You see, Mississippi has seldom been able to afford an “adequate” public school system, much less a nationally competitive one. You can count on one hand the number of years the Mississippi Adequate Education Program (MAEP) has been fully funded. You can count on even fewer hands the number of years Mississippi schools have been rated nationally competitive. Test scores show us mired near the bottom.
You may need both hands to count the years before MAEP gets fully funded again – unless changes like the governor recommended are enacted.
While attention should be focused on rightsizing schools and districts so they can become more than “adequate,” the consultant has shifted attention to 18 poor school districts.
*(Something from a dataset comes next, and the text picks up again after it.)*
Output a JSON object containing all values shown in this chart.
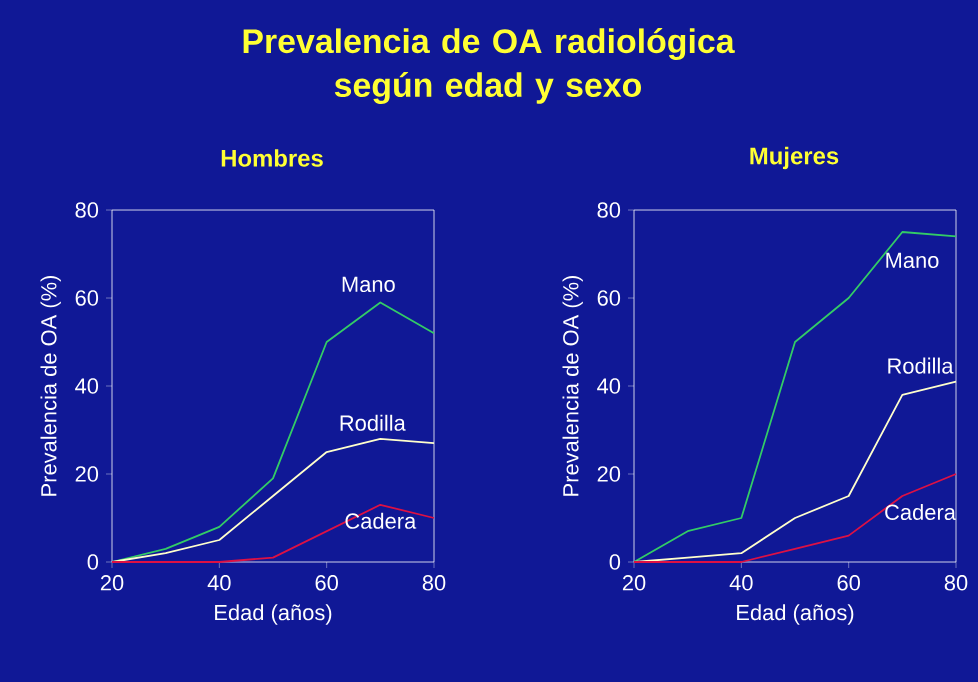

The appropriate phrase here is “tip of the iceberg,” a phrase coined from the fatal Titanic collision with an iceberg.
The consultant saw the tip of the iceberg and recommended a small course change. The governor saw the whole iceberg and recommended a dramatic new direction.
What will the Blue Ribbon Commission see, and recommend?
Will any of this affect what the State Board of Education sees? Or, the Legislature?
Mississippi State University is quietly taking over the backshop operations of Mississippi University for Women, a move that will result in huge savings. The same opportunity exists for 152 school districts to streamline costs. Millions could be saved without closing a single school or ousting a single school board.
Yet, the only relevant thing I hear is a faint version of Celine Dione’s haunting theme song from the Titanic.